Франсиско Умбраль - Авиньонские барышни
Его время кончилось, все в корне изменилось, от прошлого остаются какие-то крохи, да и те надо спасать. Но ему спасать нечего — у него ничего нет. И прадед дон Мартин Мартинес заболевает и умирает, его убивает время, новый век, он в буквальном смысле смертельно ранен Историей.
— Позовем священника, дон Мартин?
— Единственный священник, кого я готов принять, это дон Мигель де Унамуно.
— Но Унамуно не священник, дон Мартин.
— Он священник самый настоящий.
— Дон Мартин…
— Я не хочу церковников. Я хочу Унамуно.
И Унамуно приехал из Саламанки. Он провел ночь в поезде…
— Скажи мне, Мартин, что случилось?
— Случилось то, что я умираю, Мигель.
— Это я уже вижу. А что еще?
— Я хочу исповедаться.
— Но я не священник, Мартин.
(Перед лицом смерти они перешли на «ты»).
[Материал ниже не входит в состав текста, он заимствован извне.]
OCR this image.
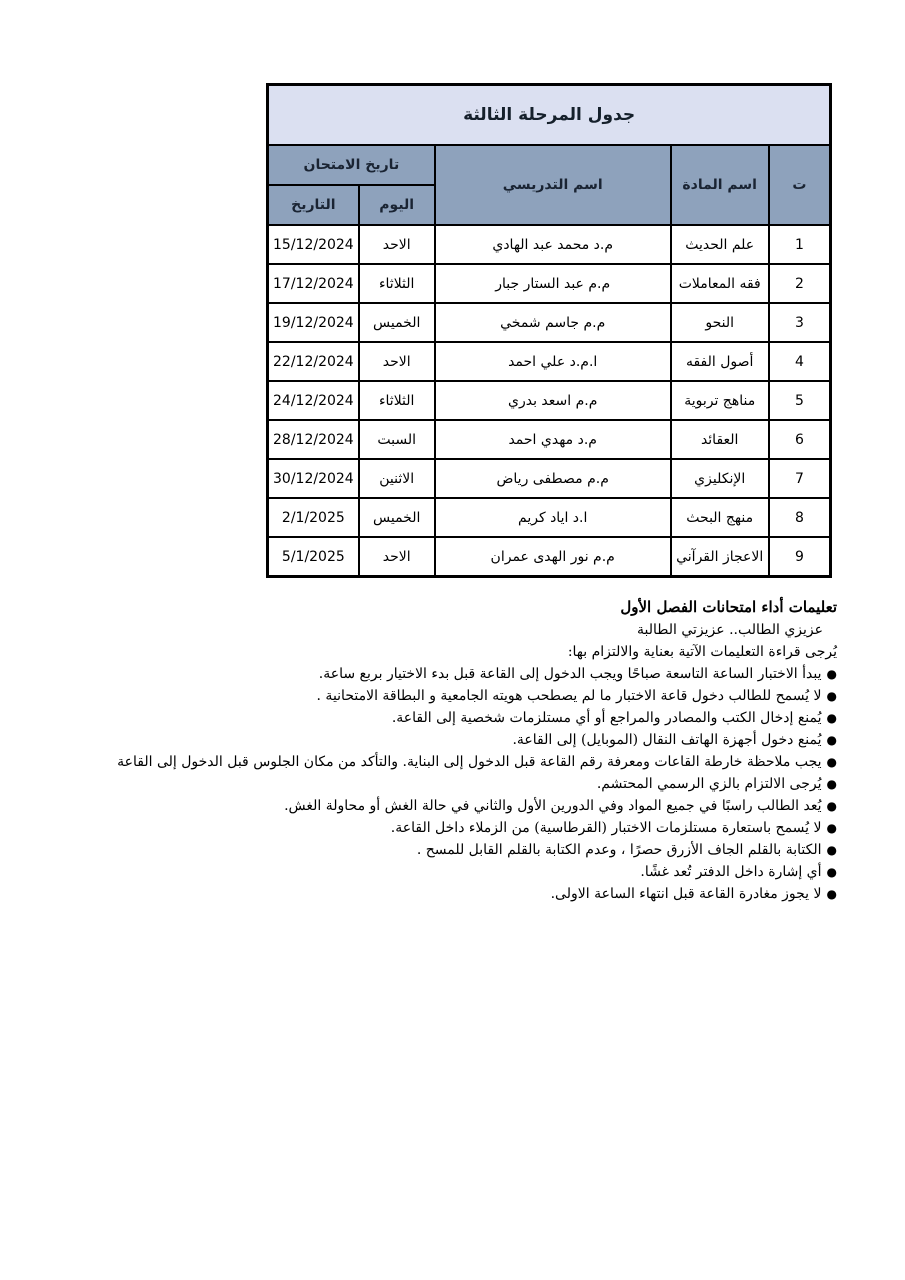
جدول المرحلة الثالثة				
ت	اسم المادة	اسم التدريسي	تاريخ الامتحان	
			اليوم	التاريخ
1	علم الحديث	م.د محمد عبد الهادي	الاحد	15/12/2024
2	فقه المعاملات	م.م عبد الستار جبار	الثلاثاء	17/12/2024
3	النحو	م.م جاسم شمخي	الخميس	19/12/2024
4	أصول الفقه	ا.م.د علي احمد	الاحد	22/12/2024
5	مناهج تربوية	م.م اسعد بدري	الثلاثاء	24/12/2024
6	العقائد	م.د مهدي احمد	السبت	28/12/2024
7	الإنكليزي	م.م مصطفى رياض	الاثنين	30/12/2024
8	منهج البحث	ا.د اياد كريم	الخميس	2/1/2025
9	الاعجاز القرآني	م.م نور الهدى عمران	الاحد	5/1/2025

تعليمات أداء امتحانات الفصل الأول

عزيزي الطالب.. عزيزتي الطالبة

يُرجى قراءة التعليمات الآتية بعناية والالتزام بها:

●
يبدأ الاختبار الساعة التاسعة صباحًا ويجب الدخول إلى القاعة قبل بدء الاختيار بربع ساعة.
●
لا يُسمح للطالب دخول قاعة الاختبار ما لم يصطحب هويته الجامعية و البطاقة الامتحانية .
●
يُمنع إدخال الكتب والمصادر والمراجع أو أي مستلزمات شخصية إلى القاعة.
●
يُمنع دخول أجهزة الهاتف النقال (الموبايل) إلى القاعة.
●
يجب ملاحظة خارطة القاعات ومعرفة رقم القاعة قبل الدخول إلى البناية. والتأكد من مكان الجلوس قبل الدخول إلى القاعة
●
يُرجى الالتزام بالزي الرسمي المحتشم.
●
يُعد الطالب راسبًا في جميع المواد وفي الدورين الأول والثاني في حالة الغش أو محاولة الغش.
●
لا يُسمح باستعارة مستلزمات الاختبار (القرطاسية) من الزملاء داخل القاعة.
●
الكتابة بالقلم الجاف الأزرق حصرًا ، وعدم الكتابة بالقلم القابل للمسح .
●
أي إشارة داخل الدفتر تُعد غشًا.
●
لا يجوز مغادرة القاعة قبل انتهاء الساعة الاولى.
— Ты сам меня учил, что любой человек есть образ Христа.
Спальня прадеда была просторной супружеской спальней в барочном стиле — большие картины с изображениями святых и предков на стенах, массивная широкая кровать с высокой овальной спинкой в изголовье, украшенной причудливым узором.
— Ну хорошо, я слушаю.
Он снял берет и сел возле умирающего на краешек его вычурной кровати.
— Я не знаю, в чем мне исповедоваться, Мигель.
— И ради этого я приехал, Мартин?
— Ну, плотские грешки, это ерунда.
— Плотские грехи я тебе прощаю от имени Христа. А искушения дьявола?
— Дьявол искушал меня всю жизнь. Я, Мигель, как тот персонаж у Толстого, жил всегда под девизом: «А будь земли вволю, так я никого, и самого черта, не боюсь!»[104].
— Ты хотел много земли?
— Очень много, и не для себя только, а для моей семьи, для моих близких.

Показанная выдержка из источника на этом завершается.